Bu olaylar bireyleri veya grupları etkiler, toplumsal ilişkilerini, destek sistemlerini bozar. Ayrılıklar ve kayıplar gibi toplumsal yapıda geçici/kalıcı değişikliklere neden olan etkenler ve afet sonrası toplumsal desteğin azlığı ile çevrenin etkilenmesi psikolojik sıkıntıyı arttırır, iyileşmeyi olumsuz yönde etkiler. Doğal afetler; işsizlik, göç gibi bir dizi stresli yaşam olayına yol açabilir. İstekler, hayaller, kendine güven gibi kişisel özelliklerin ve aile, iş rolleri gibi toplumsal kaynakların kaybına sebep olur. Bu kaynakların sağlanması başa çıkma yeteneklerini arttırarak sıkıntıyı azaltacaktır. Temel ihtiyaçların karşılanması ve sıradan yaşama dönmek doğal afetlerden sonraki iyileşmenin temelidir.
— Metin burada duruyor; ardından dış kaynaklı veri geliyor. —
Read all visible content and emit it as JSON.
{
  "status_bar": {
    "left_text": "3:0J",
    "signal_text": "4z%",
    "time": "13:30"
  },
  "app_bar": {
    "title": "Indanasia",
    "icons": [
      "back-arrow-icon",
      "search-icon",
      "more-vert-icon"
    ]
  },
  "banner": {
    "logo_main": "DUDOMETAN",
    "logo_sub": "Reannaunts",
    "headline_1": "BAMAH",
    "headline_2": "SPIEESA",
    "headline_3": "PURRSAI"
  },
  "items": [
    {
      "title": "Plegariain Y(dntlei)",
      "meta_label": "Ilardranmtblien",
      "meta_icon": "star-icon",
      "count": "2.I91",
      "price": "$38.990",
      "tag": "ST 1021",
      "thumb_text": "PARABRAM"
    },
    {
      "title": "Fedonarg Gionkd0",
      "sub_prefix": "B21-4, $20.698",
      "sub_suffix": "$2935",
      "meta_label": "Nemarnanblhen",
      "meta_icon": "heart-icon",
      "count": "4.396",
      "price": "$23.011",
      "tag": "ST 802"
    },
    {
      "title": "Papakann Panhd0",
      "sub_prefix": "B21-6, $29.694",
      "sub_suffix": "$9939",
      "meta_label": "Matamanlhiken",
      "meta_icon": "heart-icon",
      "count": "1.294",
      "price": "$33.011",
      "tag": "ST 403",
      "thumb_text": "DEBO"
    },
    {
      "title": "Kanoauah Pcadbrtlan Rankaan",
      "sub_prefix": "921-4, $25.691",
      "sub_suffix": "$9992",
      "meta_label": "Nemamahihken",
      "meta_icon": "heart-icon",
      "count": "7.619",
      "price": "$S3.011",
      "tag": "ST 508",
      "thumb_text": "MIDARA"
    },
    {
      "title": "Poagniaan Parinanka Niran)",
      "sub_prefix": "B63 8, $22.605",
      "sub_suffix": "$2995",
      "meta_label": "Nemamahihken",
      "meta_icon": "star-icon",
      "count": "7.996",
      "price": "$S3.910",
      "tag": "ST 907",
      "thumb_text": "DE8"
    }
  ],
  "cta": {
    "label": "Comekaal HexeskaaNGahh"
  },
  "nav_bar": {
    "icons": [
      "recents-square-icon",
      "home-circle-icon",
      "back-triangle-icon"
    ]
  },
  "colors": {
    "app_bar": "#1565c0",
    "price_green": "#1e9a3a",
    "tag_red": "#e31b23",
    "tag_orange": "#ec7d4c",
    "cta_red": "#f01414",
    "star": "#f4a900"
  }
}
Uçak kazaları veya seller; ölümün görünüşü ve sesiyle, etrafta yaptığı tahriple çok yönlü travma oluşturur. Mahkemeler ve dava süreçleri travmatik olaya ilişkin acı veren anıları ve sıkıntıları uyandırabilir. Medyanın dikkati ve toplumun ilgisi travmatik olayın etkisini uzatmakla birlikte; mağdura sempati duyulmasını ve toplum desteğini de harekete geçirir.Ciddi can kaybıyla ortaya çıkan yoğun sel felaketi gibi olaylar sonrasında sosyal çevrenin tahrip olması ile toplumun kaybolması demoralizasyonu daha da artınr. Böyle durumlarda normal zamanda olan yardım kurumları dağılır ve kişiler çoğunlukla kendi başlarının çaresine bakmak zorunda kalırlar. Gelenekler, kültürel yapılar veya liderler bunalımın ilerleyişini kontrol edemeyebilirler. Yardım ve müdahele yavaş gerçekleşirse toplumun samimiyeti hakkındaki tartışmalar hayal kırıklığına ve ileride kişilerin kendi kabuğuna çekilmesi ile sosyal dağılmalara neden olabilir. Bir felaket sonrasında aile ve arkadaşlar koruyucu olma eğilimindedirler.

BİYOLOJİK ETKENLER

Vücut travmaya akvite artışı, çarpıntı, hızlı nefes alıp verme, terleme, kaslarda gerginlik, aşırı uyarılmışlık, aşırı kaygı ile cevap verir. Stresin devamlı veya şiddetli olması ile bu cevap durumu süreklilik gösterebilir. Kronik travma sonrası stres bozukluğu hastalarında kortizona aşırı bir cevap vardır. Bu hastaların uyku ritmi de bozulmuştur. Vücut fiziksel travmalarda olduğu kadar psikolojik travmalarda da biyolojik cevabın ürünü olarak opioid salgılalar. Vücudun salgıladığı opioid kaygıyı, saldırganlığı ve yetersizlik duygularını azaltır. Travma sonrası stres bozukluğu hastalarında opioid salgılanmasında da değişiklikler olur.